Consider $\Omega$ an open set of $\mathbb{C}$ and $f : \Omega \to \mathbb{R}$ a $C_{\infty}$-function. The following two definitions are well-known (at least the first one) but I prefer to recall them :
The function $f$ is subharmonic if for all $z\in \Omega$, there is $r>0$ such that $$f(z) \leq \frac{1}{2\pi}\int_0^{2\pi} f(z+se^{it}) dt,$$ for all $s<r.$
Let us note $j$ the embedding $j : \mathbb{C}\times\mathbb{R} \to P(\mathbb{C}) \times P(\mathbb{R})$, where $P(\mathbb{R})$ is the projective real line and $P(\mathbb{C})$ is the projective complex line.
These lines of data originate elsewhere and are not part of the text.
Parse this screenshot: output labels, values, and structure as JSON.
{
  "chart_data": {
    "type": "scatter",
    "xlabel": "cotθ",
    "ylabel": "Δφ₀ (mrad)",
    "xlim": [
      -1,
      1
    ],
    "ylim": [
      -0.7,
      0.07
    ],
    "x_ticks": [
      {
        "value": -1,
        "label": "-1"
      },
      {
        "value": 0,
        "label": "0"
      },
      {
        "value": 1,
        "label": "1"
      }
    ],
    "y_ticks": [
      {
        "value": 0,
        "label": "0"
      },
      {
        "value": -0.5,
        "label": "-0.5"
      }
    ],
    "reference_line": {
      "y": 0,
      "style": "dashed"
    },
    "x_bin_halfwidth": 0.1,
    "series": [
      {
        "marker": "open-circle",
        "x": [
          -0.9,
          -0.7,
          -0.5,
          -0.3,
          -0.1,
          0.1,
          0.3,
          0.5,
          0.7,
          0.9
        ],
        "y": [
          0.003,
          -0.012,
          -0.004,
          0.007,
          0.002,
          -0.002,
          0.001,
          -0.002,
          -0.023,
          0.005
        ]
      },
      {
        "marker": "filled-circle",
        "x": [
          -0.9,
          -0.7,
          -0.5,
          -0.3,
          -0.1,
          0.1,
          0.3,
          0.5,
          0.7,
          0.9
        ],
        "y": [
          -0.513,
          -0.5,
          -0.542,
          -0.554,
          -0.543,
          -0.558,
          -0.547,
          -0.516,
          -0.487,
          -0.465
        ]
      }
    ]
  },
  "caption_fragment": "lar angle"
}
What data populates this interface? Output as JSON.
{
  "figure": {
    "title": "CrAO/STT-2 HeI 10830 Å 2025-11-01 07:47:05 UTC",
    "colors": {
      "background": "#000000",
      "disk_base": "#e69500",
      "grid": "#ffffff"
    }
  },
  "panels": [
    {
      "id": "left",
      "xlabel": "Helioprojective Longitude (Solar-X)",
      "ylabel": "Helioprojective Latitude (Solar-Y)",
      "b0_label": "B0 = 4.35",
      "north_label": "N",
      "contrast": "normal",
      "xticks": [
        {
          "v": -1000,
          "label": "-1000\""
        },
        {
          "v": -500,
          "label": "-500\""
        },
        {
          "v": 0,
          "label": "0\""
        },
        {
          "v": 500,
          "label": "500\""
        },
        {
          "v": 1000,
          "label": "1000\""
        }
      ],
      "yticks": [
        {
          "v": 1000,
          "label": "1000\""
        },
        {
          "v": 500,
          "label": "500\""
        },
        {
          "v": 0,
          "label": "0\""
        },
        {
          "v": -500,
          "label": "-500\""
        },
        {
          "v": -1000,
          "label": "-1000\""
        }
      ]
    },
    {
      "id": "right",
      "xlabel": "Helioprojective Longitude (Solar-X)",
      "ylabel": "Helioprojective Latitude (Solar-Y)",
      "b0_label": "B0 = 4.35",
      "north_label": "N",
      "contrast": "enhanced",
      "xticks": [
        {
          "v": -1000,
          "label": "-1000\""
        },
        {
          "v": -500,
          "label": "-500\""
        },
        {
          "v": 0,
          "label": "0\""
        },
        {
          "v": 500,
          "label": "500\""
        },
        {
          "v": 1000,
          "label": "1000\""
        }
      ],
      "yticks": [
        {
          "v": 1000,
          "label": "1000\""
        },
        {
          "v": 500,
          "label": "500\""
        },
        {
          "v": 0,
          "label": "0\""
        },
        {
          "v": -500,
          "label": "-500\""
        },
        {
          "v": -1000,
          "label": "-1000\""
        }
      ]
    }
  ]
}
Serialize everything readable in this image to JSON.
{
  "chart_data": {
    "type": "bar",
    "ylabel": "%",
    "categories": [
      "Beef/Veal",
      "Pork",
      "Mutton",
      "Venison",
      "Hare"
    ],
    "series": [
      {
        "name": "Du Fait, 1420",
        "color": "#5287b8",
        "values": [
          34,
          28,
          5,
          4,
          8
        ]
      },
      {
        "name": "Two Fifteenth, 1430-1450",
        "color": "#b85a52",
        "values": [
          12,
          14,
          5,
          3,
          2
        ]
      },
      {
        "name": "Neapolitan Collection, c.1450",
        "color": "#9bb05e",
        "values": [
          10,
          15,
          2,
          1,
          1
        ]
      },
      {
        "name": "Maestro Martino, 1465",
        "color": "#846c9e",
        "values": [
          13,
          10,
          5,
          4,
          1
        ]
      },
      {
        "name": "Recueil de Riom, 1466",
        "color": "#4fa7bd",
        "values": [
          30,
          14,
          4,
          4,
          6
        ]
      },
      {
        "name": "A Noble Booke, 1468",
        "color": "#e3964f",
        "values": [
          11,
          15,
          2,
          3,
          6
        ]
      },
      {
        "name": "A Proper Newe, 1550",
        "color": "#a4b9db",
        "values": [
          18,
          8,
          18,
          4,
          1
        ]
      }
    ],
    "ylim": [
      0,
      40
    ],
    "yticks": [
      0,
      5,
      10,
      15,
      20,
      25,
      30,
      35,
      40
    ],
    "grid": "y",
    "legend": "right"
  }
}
The function $f$ is $j$-subanalytic if the graph of $f$ $$\text{gr}(f) =\{(x,f(x)) : x\in \Omega\} \subset \mathbb{C}\times\mathbb{R}$$ is a subanalytic set of $P(\mathbb{C}) \times P(\mathbb{R}).$
Does anyone know any link between these two concepts ? For example is a subharmonic function necessarily $j$-subanalytic ? (At least for particular $\Omega$) Any helpful answer or references will be much appreciated.
Edit : The general problem seems very hard, so $\Omega = \mathbb{C}$ would already be an interesting case for me.